Currently, more and more people are being diagnosed with chronic illnesses. As GPs gain a better understanding of what symptoms to look for, they're able to give a correct diagnosis quicker. However, are patients getting the care and support they need after the initial diagnosis?
The Role of a GP
A general practitioner is generally the first port of call when someone is feeling under the weather or experiencing some unknown symptoms. A GP needs to be a jack of all trades, as they need to provide treatment over a vast array of areas, like sexual health, viruses, wounds, early signs, preemptive care, diagnostic testing and analysis, and chronic illness, just to name a few. GPs can often be referred to as 'family doctors’, as some families choose to stay with the same GP office for generations. Caring for one family over multiple generations is an ideal situation for a GP, as you can build long-term relationships where you can gain a good understanding of any hereditary issues, while building trust and mutual understanding with the patient.
Be an Advocate
A GP must understand that their job does not end once a diagnosis is given. Most people living with a chronic illness still use the GP as their first port of call, so they need to know you're on their team. This is also true even if their illness requires them to see a range of specialists. With several experts seeing one patient, it's not uncommon for them to have different opinions on the best course of action. In this scenario, a GP as their trusted doctor can advise which route to take, and what might be best for the patient.

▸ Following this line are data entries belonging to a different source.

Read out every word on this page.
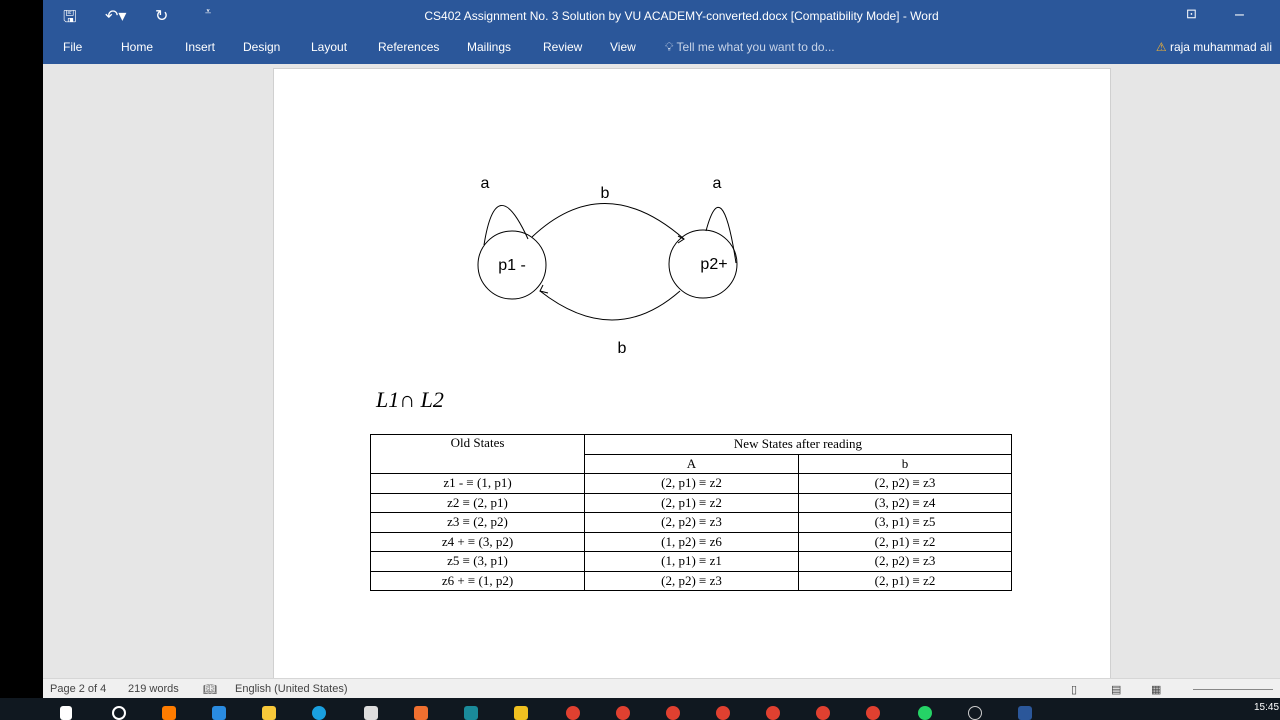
🖫 ↶▾ ↻	⩡	CS402 Assignment No. 3 Solution by VU ACADEMY-converted.docx [Compatibility Mode] - Word	⊡ –
File	Home	Insert Design	Layout	References Mailings	Review View 💡︎ Tell me what you want to do...	⚠ raja muhammad ali
p1 -	p2+
a	a
b
b
L1∩ L2
Old States	New States after reading	
	A	b
z1 - ≡ (1, p1)	(2, p1) ≡ z2	(2, p2) ≡ z3
z2 ≡ (2, p1)	(2, p1) ≡ z2	(3, p2) ≡ z4
z3 ≡ (2, p2)	(2, p2) ≡ z3	(3, p1) ≡ z5
z4 + ≡ (3, p2)	(1, p2) ≡ z6	(2, p1) ≡ z2
z5 ≡ (3, p1)	(1, p1) ≡ z1	(2, p2) ≡ z3
z6 + ≡ (1, p2)	(2, p2) ≡ z3	(2, p1) ≡ z2
Page 2 of 4 219 words 📖︎ English (United States)	▯	▤	▦
15:45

GPs should always be prepared, as some chronic illnesses have an incredibly wide range of symptoms. Fibromyalgia, for example, can have symptoms that range from brain fog to widespread pain. You must have gp supplies at the ready, to check and monitor a range of varying symptoms.

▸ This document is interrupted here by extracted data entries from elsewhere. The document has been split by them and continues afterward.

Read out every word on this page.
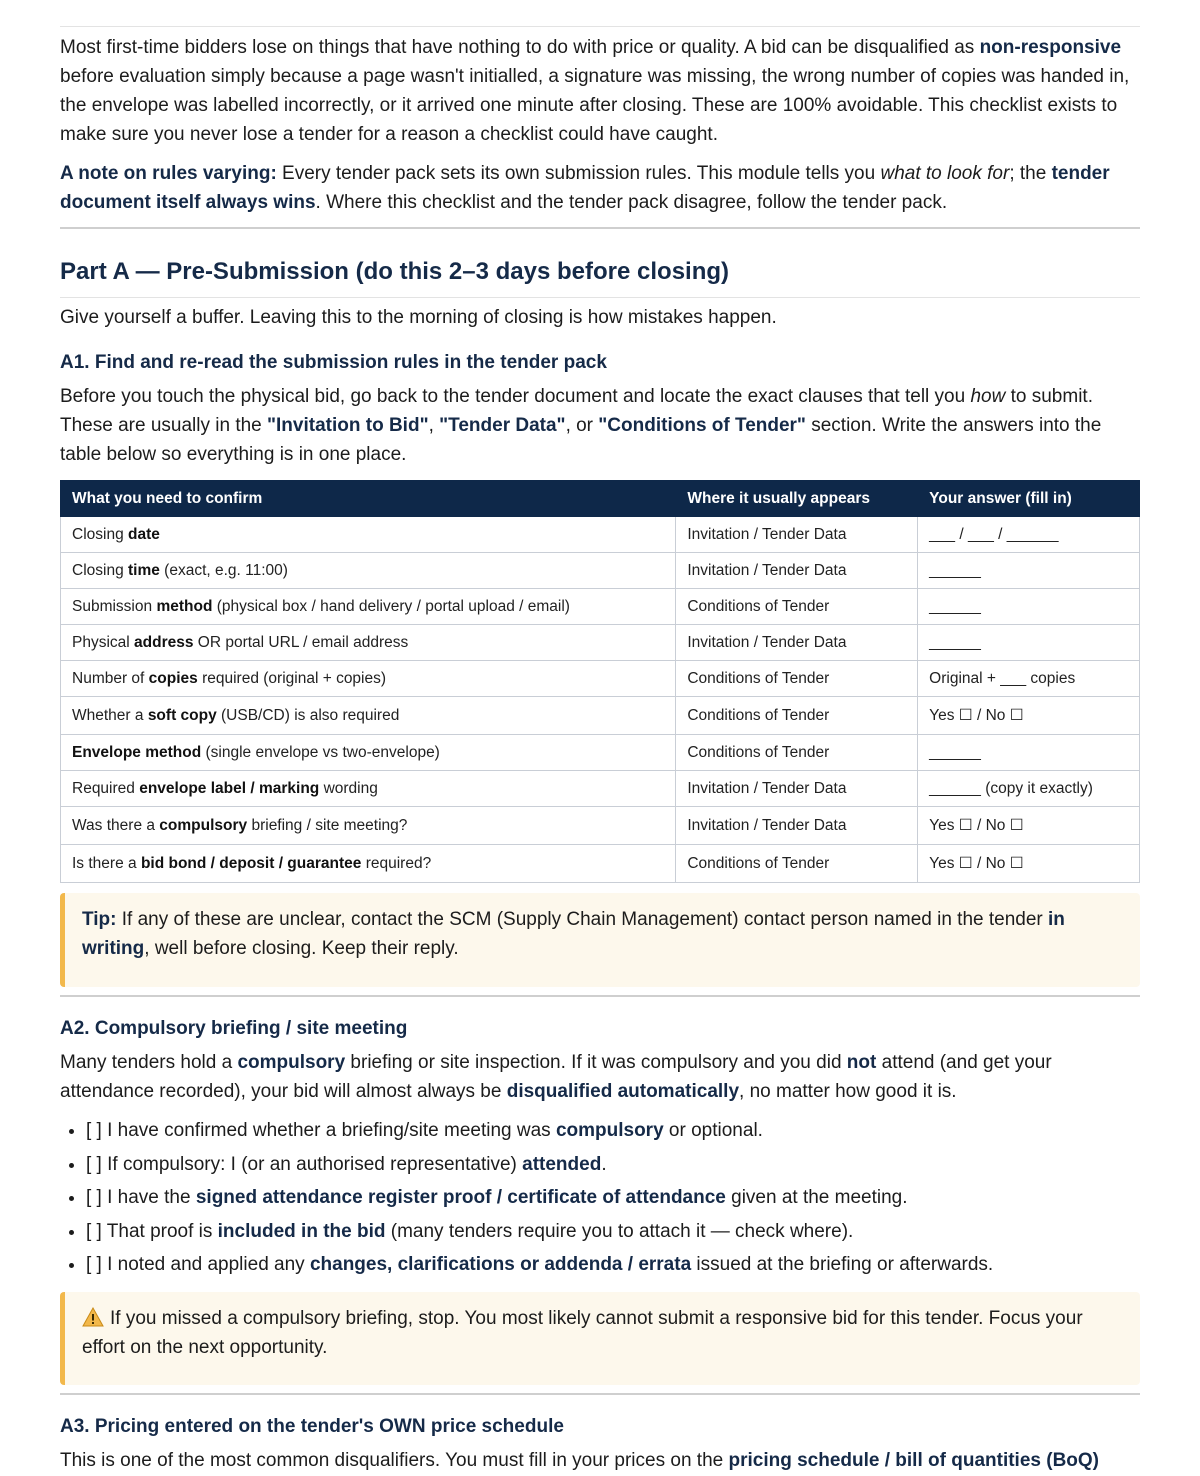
Most first-time bidders lose on things that have nothing to do with price or quality. A bid can be disqualified as non-responsive before evaluation simply because a page wasn't initialled, a signature was missing, the wrong number of copies was handed in, the envelope was labelled incorrectly, or it arrived one minute after closing. These are 100% avoidable. This checklist exists to make sure you never lose a tender for a reason a checklist could have caught.

A note on rules varying: Every tender pack sets its own submission rules. This module tells you what to look for; the tender document itself always wins. Where this checklist and the tender pack disagree, follow the tender pack.

Part A — Pre-Submission (do this 2–3 days before closing)

Give yourself a buffer. Leaving this to the morning of closing is how mistakes happen.

A1. Find and re-read the submission rules in the tender pack

Before you touch the physical bid, go back to the tender document and locate the exact clauses that tell you how to submit. These are usually in the "Invitation to Bid", "Tender Data", or "Conditions of Tender" section. Write the answers into the table below so everything is in one place.

What you need to confirm	Where it usually appears	Your answer (fill in)
Closing date	Invitation / Tender Data	___ / ___ / ______
Closing time (exact, e.g. 11:00)	Invitation / Tender Data	______
Submission method (physical box / hand delivery / portal upload / email)	Conditions of Tender	______
Physical address OR portal URL / email address	Invitation / Tender Data	______
Number of copies required (original + copies)	Conditions of Tender	Original + ___ copies
Whether a soft copy (USB/CD) is also required	Conditions of Tender	Yes ☐ / No ☐
Envelope method (single envelope vs two-envelope)	Conditions of Tender	______
Required envelope label / marking wording	Invitation / Tender Data	______ (copy it exactly)
Was there a compulsory briefing / site meeting?	Invitation / Tender Data	Yes ☐ / No ☐
Is there a bid bond / deposit / guarantee required?	Conditions of Tender	Yes ☐ / No ☐
Tip: If any of these are unclear, contact the SCM (Supply Chain Management) contact person named in the tender in writing, well before closing. Keep their reply.
A2. Compulsory briefing / site meeting

Many tenders hold a compulsory briefing or site inspection. If it was compulsory and you did not attend (and get your attendance recorded), your bid will almost always be disqualified automatically, no matter how good it is.

• [ ] I have confirmed whether a briefing/site meeting was compulsory or optional.
• [ ] If compulsory: I (or an authorised representative) attended.
• [ ] I have the signed attendance register proof / certificate of attendance given at the meeting.
• [ ] That proof is included in the bid (many tenders require you to attach it — check where).
• [ ] I noted and applied any changes, clarifications or addenda / errata issued at the briefing or afterwards.
If you missed a compulsory briefing, stop. You most likely cannot submit a responsive bid for this tender. Focus your effort on the next opportunity.
A3. Pricing entered on the tender's OWN price schedule

This is one of the most common disqualifiers. You must fill in your prices on the pricing schedule / bill of quantities (BoQ)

Consistent and close monitoring will give patients the best chance of being correctly diagnosed. This is incredibly important with chronic illnesses due to the fact they're extremely difficult to diagnose.

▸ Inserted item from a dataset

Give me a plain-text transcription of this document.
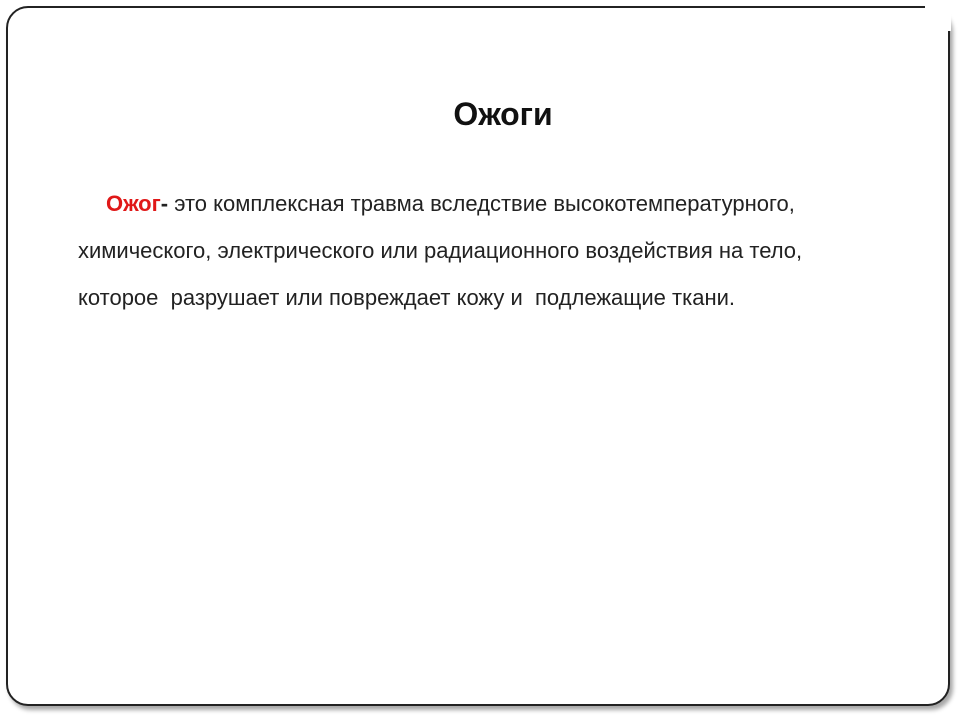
Ожоги
Ожог- это комплексная травма вследствие высокотемпературного,
химического, электрического или радиационного воздействия на тело,
которое  разрушает или повреждает кожу и  подлежащие ткани.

Know What’s 'Normal' for Your Patients
As mentioned, chronic health conditions are extremely complex, so a GP must treat every case individually. What's a 'normal' day to day scenario for someone with chronic illness can be wildly different from somebody else with the same condition, so a GP needs to understand that 'normal' is subjective. For example, as a GP, if you understand that your patient can manage a high level of pain, that's normal for them, so if they complain of increased pain, you know it's something that needs to be taken very seriously.
Push for Your Patients
Due to the Coronavirus pandemic, there are large waiting lists in a range of sectors. However, this does not mean a GP can become complacent. Living with a chronic illness is already incredibly challenging and can be exhausting, so you need to fight their corner. Push for your patients to get the care they need. Help them to access as much care as possible. In some cases, that may mean pushing for them to receive assistance with their mental health, while dealing with their illness. In others, it might mean badgering a specialist they need to see. Or, it could simply mean advising on support groups patients can attend.